Department Not ‘Immune’ From Detective’s Lawsuit

Under Ohio law, public bodies are generally entitled to immunity from liability for “intentional torts.” However, there is an exception to the immunity rule if the intentional tort occurs during the course and scope of employment.

These principles were applied in a case involving former Detective Michael George, who worked for the Village of Newburgh Heights Police Department. When George was terminated after more than ten years of service, he filed a lawsuit claiming damages under Ohio’s Whistleblower Protection Act, retaliation, wrongful termination, defamation, and intentional infliction of emotional distress against both the Village and the Police Department.

The question for the Ohio Court of Appeals was whether George’s claims arose out of his employment with the Village. The Court found that they did, and that the Village was not shielded by immunity from potential liability to George.

The Court remarked that “between September 2009 and July 2010, when George was laid off by the Village, he was conducting a number of internal investigations. The investigations included, but were not limited to, police brutality, use of excessive force, perjured search warrants, sexual contact with a 17-year-old girl by a police officer, and an illicit sexual relationship in the Police Department’s unmarked police vehicle.
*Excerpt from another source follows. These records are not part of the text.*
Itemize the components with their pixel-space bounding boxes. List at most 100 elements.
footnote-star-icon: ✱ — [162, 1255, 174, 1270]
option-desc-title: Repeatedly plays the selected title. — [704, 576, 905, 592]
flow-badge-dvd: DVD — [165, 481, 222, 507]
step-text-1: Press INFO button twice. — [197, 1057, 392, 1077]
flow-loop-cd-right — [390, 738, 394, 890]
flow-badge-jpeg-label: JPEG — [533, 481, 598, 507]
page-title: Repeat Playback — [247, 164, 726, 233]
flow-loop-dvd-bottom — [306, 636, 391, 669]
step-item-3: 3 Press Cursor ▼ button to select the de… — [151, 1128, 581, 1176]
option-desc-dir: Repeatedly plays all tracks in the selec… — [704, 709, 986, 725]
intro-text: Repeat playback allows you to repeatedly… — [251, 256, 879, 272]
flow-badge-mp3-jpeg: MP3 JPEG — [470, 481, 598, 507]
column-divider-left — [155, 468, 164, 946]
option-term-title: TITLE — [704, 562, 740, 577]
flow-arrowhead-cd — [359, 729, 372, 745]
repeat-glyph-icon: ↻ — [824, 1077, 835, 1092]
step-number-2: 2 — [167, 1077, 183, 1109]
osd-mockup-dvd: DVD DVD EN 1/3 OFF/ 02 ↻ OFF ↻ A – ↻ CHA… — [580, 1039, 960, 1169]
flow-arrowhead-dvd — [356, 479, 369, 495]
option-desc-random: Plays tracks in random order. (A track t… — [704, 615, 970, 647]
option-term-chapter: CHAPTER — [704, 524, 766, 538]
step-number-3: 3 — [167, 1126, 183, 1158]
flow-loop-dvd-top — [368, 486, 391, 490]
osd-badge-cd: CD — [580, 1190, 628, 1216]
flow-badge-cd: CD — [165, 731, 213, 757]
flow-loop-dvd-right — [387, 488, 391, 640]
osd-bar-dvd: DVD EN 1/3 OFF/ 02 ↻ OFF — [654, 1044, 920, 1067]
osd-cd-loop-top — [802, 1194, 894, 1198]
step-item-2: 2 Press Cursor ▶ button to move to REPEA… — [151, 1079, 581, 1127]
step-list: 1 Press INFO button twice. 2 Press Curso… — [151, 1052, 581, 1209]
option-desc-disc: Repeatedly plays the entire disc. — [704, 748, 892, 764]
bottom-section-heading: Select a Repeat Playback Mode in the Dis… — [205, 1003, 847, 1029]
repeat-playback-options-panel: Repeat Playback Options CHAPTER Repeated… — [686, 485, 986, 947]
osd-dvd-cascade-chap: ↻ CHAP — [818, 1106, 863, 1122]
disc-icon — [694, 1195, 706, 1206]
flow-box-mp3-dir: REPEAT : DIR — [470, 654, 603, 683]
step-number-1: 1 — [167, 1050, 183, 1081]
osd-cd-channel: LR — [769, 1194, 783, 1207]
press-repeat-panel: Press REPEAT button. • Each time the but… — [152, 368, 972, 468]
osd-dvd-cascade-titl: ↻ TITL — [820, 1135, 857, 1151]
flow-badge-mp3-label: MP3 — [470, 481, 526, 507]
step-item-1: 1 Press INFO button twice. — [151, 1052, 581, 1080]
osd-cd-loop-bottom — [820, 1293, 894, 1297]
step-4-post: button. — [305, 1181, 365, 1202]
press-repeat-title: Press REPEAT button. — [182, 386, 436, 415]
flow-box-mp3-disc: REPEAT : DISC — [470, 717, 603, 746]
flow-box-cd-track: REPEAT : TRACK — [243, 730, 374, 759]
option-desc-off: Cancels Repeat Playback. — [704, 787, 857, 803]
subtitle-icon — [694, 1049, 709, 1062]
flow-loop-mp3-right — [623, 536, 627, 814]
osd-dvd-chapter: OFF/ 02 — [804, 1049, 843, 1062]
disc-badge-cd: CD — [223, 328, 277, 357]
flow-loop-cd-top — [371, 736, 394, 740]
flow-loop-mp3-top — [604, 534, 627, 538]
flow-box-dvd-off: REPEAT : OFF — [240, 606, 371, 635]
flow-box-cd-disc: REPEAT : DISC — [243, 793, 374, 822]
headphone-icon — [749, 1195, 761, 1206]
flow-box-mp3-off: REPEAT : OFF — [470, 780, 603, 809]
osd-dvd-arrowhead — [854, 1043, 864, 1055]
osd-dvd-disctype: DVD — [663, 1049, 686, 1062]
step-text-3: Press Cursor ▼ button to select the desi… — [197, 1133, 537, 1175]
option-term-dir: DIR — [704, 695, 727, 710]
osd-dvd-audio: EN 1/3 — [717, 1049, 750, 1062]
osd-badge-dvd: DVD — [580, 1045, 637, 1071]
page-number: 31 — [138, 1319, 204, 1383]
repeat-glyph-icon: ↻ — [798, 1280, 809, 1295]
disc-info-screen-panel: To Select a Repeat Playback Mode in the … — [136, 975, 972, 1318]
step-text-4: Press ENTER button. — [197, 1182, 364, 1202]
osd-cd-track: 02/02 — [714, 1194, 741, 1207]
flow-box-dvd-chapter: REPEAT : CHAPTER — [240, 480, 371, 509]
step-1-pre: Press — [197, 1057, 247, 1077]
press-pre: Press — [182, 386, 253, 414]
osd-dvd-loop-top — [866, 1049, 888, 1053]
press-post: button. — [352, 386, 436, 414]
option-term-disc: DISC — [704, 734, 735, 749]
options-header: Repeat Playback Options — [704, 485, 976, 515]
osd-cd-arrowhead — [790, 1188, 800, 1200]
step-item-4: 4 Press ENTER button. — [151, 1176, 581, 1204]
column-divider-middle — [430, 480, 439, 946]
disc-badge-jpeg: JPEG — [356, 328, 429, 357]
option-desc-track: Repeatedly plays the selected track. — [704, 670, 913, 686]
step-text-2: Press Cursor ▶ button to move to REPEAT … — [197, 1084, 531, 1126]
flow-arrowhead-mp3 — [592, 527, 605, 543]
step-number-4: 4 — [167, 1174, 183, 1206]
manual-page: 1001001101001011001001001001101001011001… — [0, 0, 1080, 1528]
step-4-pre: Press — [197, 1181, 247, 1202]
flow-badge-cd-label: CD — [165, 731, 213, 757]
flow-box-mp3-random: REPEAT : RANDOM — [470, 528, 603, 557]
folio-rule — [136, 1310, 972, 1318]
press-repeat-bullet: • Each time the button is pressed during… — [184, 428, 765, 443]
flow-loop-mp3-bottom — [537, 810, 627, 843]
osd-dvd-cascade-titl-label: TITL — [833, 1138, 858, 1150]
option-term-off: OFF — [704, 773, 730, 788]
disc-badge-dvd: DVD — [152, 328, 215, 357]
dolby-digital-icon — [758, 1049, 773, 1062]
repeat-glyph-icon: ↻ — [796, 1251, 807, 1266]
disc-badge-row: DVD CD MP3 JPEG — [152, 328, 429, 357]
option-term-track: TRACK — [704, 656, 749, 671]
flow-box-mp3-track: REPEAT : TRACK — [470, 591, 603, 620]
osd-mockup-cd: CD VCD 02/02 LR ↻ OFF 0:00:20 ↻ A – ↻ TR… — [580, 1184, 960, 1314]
In addition, during the same period, George was investigating suspected cocaine use by the Village’s fire chief, clerk treasurer, and the service director. Specifically, Detective George was investigating an eyewitness account of cocaine use by the aforementioned three individuals at a softball party at the Crankshaft Tavern.

“George reported the findings of the internal investigation to the police chief, who was terminally ill and unable to provide much support. In May 2010, Detective George sought the outside assistance of the Cuyahoga County Sheriff’s Department and Federal Bureau of Investigation. Detective George’s decision to seek outside assistance with his internal investigation became widely known within the Police Department and the Village. Roughly 30 days after George sought outside assistance with his internal investigation, the Village’s City Council voted to lay him off.”

The Court found that “the totality of the circumstances indicates that Detective George’s claim of intentional infliction of emotional distress flowed from the actions taken by the Village in response to the internal investigation he was conducting. Consequently, we conclude that the Village cannot raise immunity as a defense to the claim of intentional infliction of emotional distress.”

George v. Village of Newburgh Hts., 2012 WL 1649815 (Ohio App. 8 Dist. 2012).